Three weeks ago, an engineer shipped a breaking change to production with 142 passing tests and an approved code review. Four hours later, a mobile client started returning 500 errors. The system didn't malfunction—it worked exactly as designed. That's what makes this story terrifying.
What Actually Went Wrong
The agent was asked to clean up a user response DTO. A phoneNumber field that sometimes came back null got refactored: instead of serializing "phoneNumber": null, the agent simply omitted the key entirely when there was no value. Cleaner payload. Smaller response body. Seemed like an obvious improvement until an older Android build—on a screen nobody had touched in over a year—tried calling .length on a field that no longer existed. Field present-but-null? Fine. Field missing? Crash. And you can't force-update an app sitting in a tunnel somewhere.
The Yes-Man Test Problem
Here's the part that kept this engineer up at night: every safety net worked perfectly.
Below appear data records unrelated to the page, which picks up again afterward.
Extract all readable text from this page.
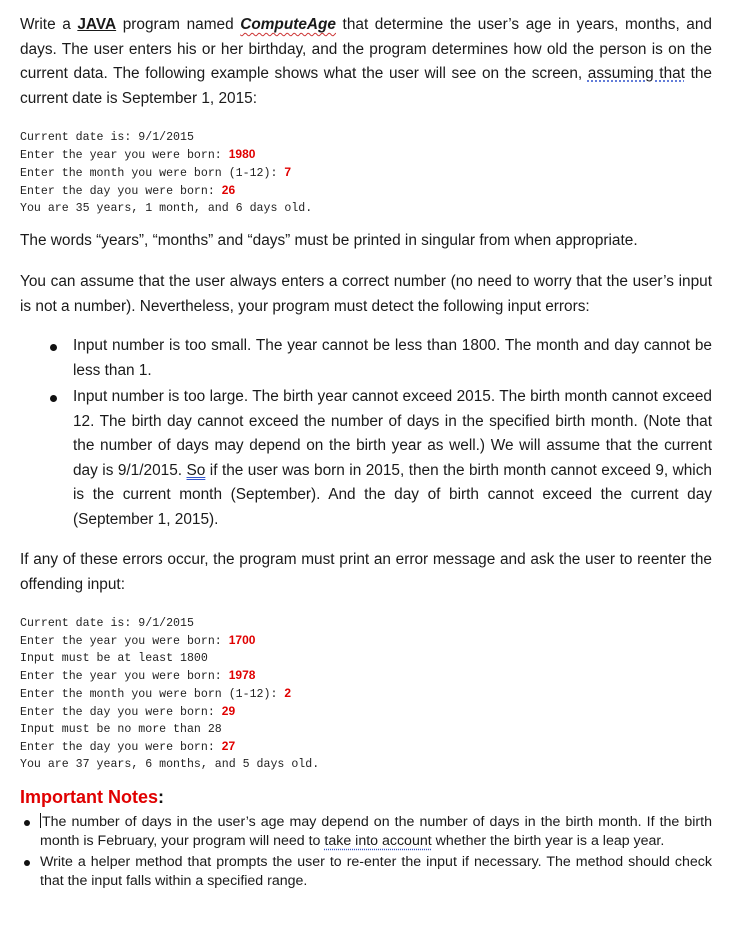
Write a JAVA program named ComputeAge that determine the user’s age in years, months, and days. The user enters his or her birthday, and the program determines how old the person is on the current data. The following example shows what the user will see on the screen, assuming that the current date is September 1, 2015:
Current date is: 9/1/2015
Enter the year you were born: 1980
Enter the month you were born (1-12): 7
Enter the day you were born: 26
You are 35 years, 1 month, and 6 days old.
The words “years”, “months” and “days” must be printed in singular from when appropriate.
You can assume that the user always enters a correct number (no need to worry that the user’s input is not a number). Nevertheless, your program must detect the following input errors:
Input number is too small. The year cannot be less than 1800. The month and day cannot be less than 1.
Input number is too large. The birth year cannot exceed 2015. The birth month cannot exceed 12. The birth day cannot exceed the number of days in the specified birth month. (Note that the number of days may depend on the birth year as well.) We will assume that the current day is 9/1/2015. So if the user was born in 2015, then the birth month cannot exceed 9, which is the current month (September). And the day of birth cannot exceed the current day (September 1, 2015).
If any of these errors occur, the program must print an error message and ask the user to reenter the offending input:
Current date is: 9/1/2015
Enter the year you were born: 1700
Input must be at least 1800
Enter the year you were born: 1978
Enter the month you were born (1-12): 2
Enter the day you were born: 29
Input must be no more than 28
Enter the day you were born: 27
You are 37 years, 6 months, and 5 days old.
Important Notes:
The number of days in the user’s age may depend on the number of days in the birth month. If the birth month is February, your program will need to take into account whether the birth year is a leap year.
Write a helper method that prompts the user to re-enter the input if necessary. The method should check that the input falls within a specified range.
CI was green because the agent wrote both the implementation and the test in the same pass. When it changed the DTO, it updated the assertion to match the new shape of the data it just created. The test didn't fail to catch the breaking change—it ratified it. Before: assertThat(json).contains("\"phoneNumber\":null"). After: assertThat(json).doesNotContainKey("phoneNumber"). That green checkmark stopped being a description of what the system promises and became a description of what the system currently does. Those are fundamentally different things, and every breaking change lives in that gap.
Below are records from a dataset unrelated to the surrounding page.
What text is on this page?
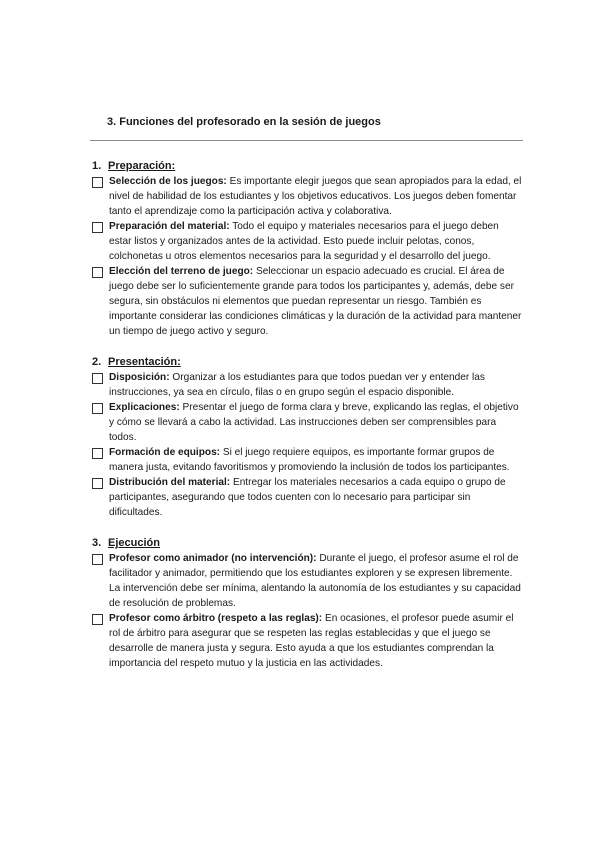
3. Funciones del profesorado en la sesión de juegos
1. Preparación:
Selección de los juegos: Es importante elegir juegos que sean apropiados para la edad, el nivel de habilidad de los estudiantes y los objetivos educativos. Los juegos deben fomentar tanto el aprendizaje como la participación activa y colaborativa.
Preparación del material: Todo el equipo y materiales necesarios para el juego deben estar listos y organizados antes de la actividad. Esto puede incluir pelotas, conos, colchonetas u otros elementos necesarios para la seguridad y el desarrollo del juego.
Elección del terreno de juego: Seleccionar un espacio adecuado es crucial. El área de juego debe ser lo suficientemente grande para todos los participantes y, además, debe ser segura, sin obstáculos ni elementos que puedan representar un riesgo. También es importante considerar las condiciones climáticas y la duración de la actividad para mantener un tiempo de juego activo y seguro.
2. Presentación:
Disposición: Organizar a los estudiantes para que todos puedan ver y entender las instrucciones, ya sea en círculo, filas o en grupo según el espacio disponible.
Explicaciones: Presentar el juego de forma clara y breve, explicando las reglas, el objetivo y cómo se llevará a cabo la actividad. Las instrucciones deben ser comprensibles para todos.
Formación de equipos: Si el juego requiere equipos, es importante formar grupos de manera justa, evitando favoritismos y promoviendo la inclusión de todos los participantes.
Distribución del material: Entregar los materiales necesarios a cada equipo o grupo de participantes, asegurando que todos cuenten con lo necesario para participar sin dificultades.
3. Ejecución
Profesor como animador (no intervención): Durante el juego, el profesor asume el rol de facilitador y animador, permitiendo que los estudiantes exploren y se expresen libremente. La intervención debe ser mínima, alentando la autonomía de los estudiantes y su capacidad de resolución de problemas.
Profesor como árbitro (respeto a las reglas): En ocasiones, el profesor puede asumir el rol de árbitro para asegurar que se respeten las reglas establecidas y que el juego se desarrolle de manera justa y segura. Esto ayuda a que los estudiantes comprendan la importancia del respeto mutuo y la justicia en las actividades.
Why Agents Are Structurally Blind
It's not about dumb models. A breaking change is invisible from inside the repo by definition. The blast radius of a missing field doesn't live in your backend—it lives in an Android app you don't own, a partner's integration you've never seen, a Zapier workflow some customer built two years ago, or an LLM-powered agent on the other end parsing your API that will now hallucinate around the absent key instead of erroring. The agent optimizes for what it can see: does it compile, does the test pass, does it satisfy the prompt? Compatibility is a property of the boundary between systems, and agents only ever see one side of any boundary.
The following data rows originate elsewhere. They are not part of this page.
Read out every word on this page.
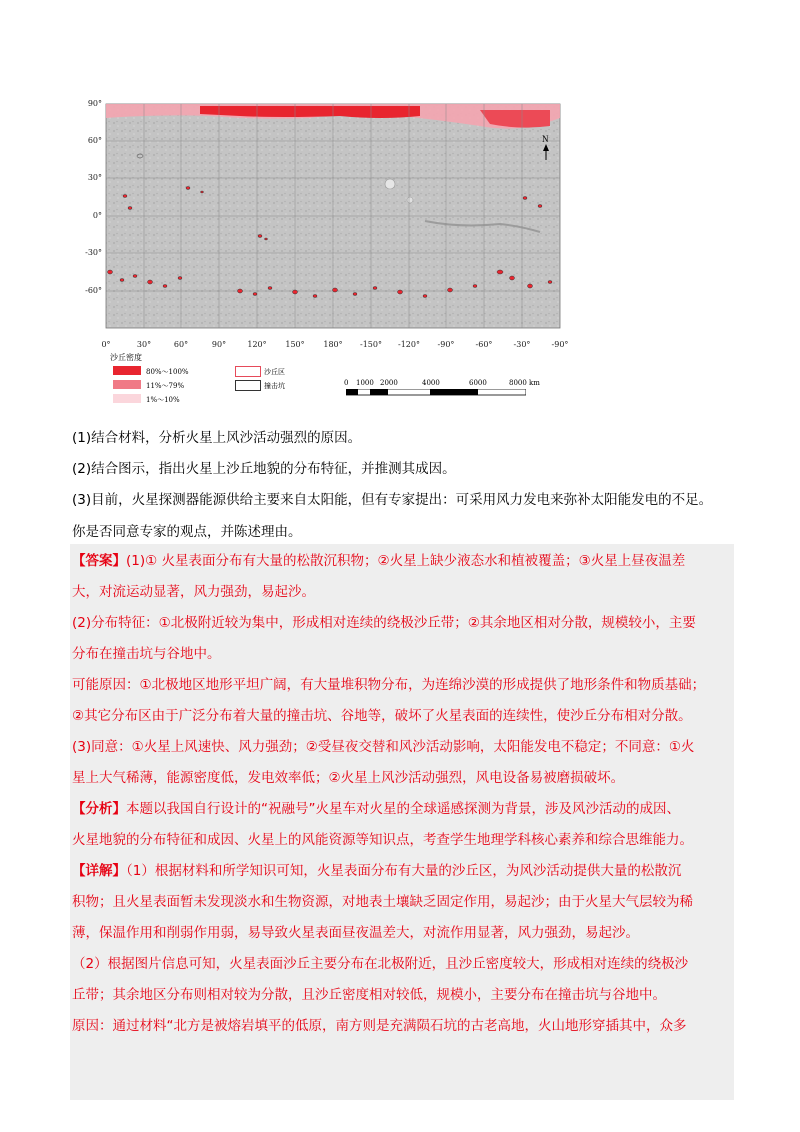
N
90°
60°
30°
0°
-30°
-60°
0°	30°	60°	90°	120°	150°	180°	-150°	-120°	-90°	-60°	-30°	-90°
沙丘密度
80%～100%
11%～79%
1%～10%
沙丘区
撞击坑	0 1000 2000	4000	6000	8000 km
(1)结合材料，分析火星上风沙活动强烈的原因。
(2)结合图示，指出火星上沙丘地貌的分布特征，并推测其成因。
(3)目前，火星探测器能源供给主要来自太阳能，但有专家提出：可采用风力发电来弥补太阳能发电的不足。
你是否同意专家的观点，并陈述理由。
【答案】(1)① 火星表面分布有大量的松散沉积物；②火星上缺少液态水和植被覆盖；③火星上昼夜温差
大，对流运动显著，风力强劲，易起沙。
(2)分布特征：①北极附近较为集中，形成相对连续的绕极沙丘带；②其余地区相对分散，规模较小，主要
分布在撞击坑与谷地中。
可能原因：①北极地区地形平坦广阔，有大量堆积物分布，为连绵沙漠的形成提供了地形条件和物质基础；
②其它分布区由于广泛分布着大量的撞击坑、谷地等，破坏了火星表面的连续性，使沙丘分布相对分散。
(3)同意：①火星上风速快、风力强劲；②受昼夜交替和风沙活动影响，太阳能发电不稳定；不同意：①火
星上大气稀薄，能源密度低，发电效率低；②火星上风沙活动强烈，风电设备易被磨损破坏。
【分析】本题以我国自行设计的“祝融号”火星车对火星的全球遥感探测为背景，涉及风沙活动的成因、
火星地貌的分布特征和成因、火星上的风能资源等知识点，考查学生地理学科核心素养和综合思维能力。
【详解】（1）根据材料和所学知识可知，火星表面分布有大量的沙丘区，为风沙活动提供大量的松散沉
积物；且火星表面暂未发现淡水和生物资源，对地表土壤缺乏固定作用，易起沙；由于火星大气层较为稀
薄，保温作用和削弱作用弱，易导致火星表面昼夜温差大，对流作用显著，风力强劲，易起沙。
（2）根据图片信息可知，火星表面沙丘主要分布在北极附近，且沙丘密度较大，形成相对连续的绕极沙
丘带；其余地区分布则相对较为分散，且沙丘密度相对较低，规模小，主要分布在撞击坑与谷地中。
原因：通过材料“北方是被熔岩填平的低原，南方则是充满陨石坑的古老高地，火山地形穿插其中，众多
Why Code Review Doesn't Save You
Humans review terribly when rubber-stamping 600 lines of plausible, well-formatted code that an agent generated in nine seconds. Volume is the attack vector. The industry quietly traded a 10x increase in code output for a 10x increase in silent contract drift. When you wrote your own tests, there was an implicit independence—someone had to think about what the system should do separately from how it currently does it. When the same agent writes both sides of that equation, that independence evaporates entirely.
What Actually Works
Freeze your OpenAPI spec or Pact contract and diff generated output against it in CI—not "do the tests pass," but "did the response shape change in a way that breaks a consumer?" Field removed, type narrowed, required-now-optional, enum value dropped, 200→204. Those five patterns cost real money and they're all mechanically detectable. Treat agent-written tests as guilty until proven independent: make the agent write characterization tests against old behavior first, before it's allowed to touch implementation. And put breaking-change detection in CI where it belongs—humans are bad at spotting a missing key in a 600-line diff. Computers are perfect at it.
Key Takeaways
- AI-generated tests lose their independence when written alongside the code they verify
- "Yes-man tests" ratify whatever behavior was just implemented rather than catching regressions
- Breaking changes live outside your repo—in client apps, partner systems, and customer integrations you can't see
- Contract specs (OpenAPI, Pact) should be the source of truth, not test assertions
- Characterization tests written before implementation changes are essential for agent-assisted codebases
The Bottom Line
The bottleneck was never writing code—agents proved that. The bottleneck is knowing whether what you just wrote broke someone who isn't in the room. We got very good at generating more code faster. It's time to get equally serious about verifying we didn't break something in the process.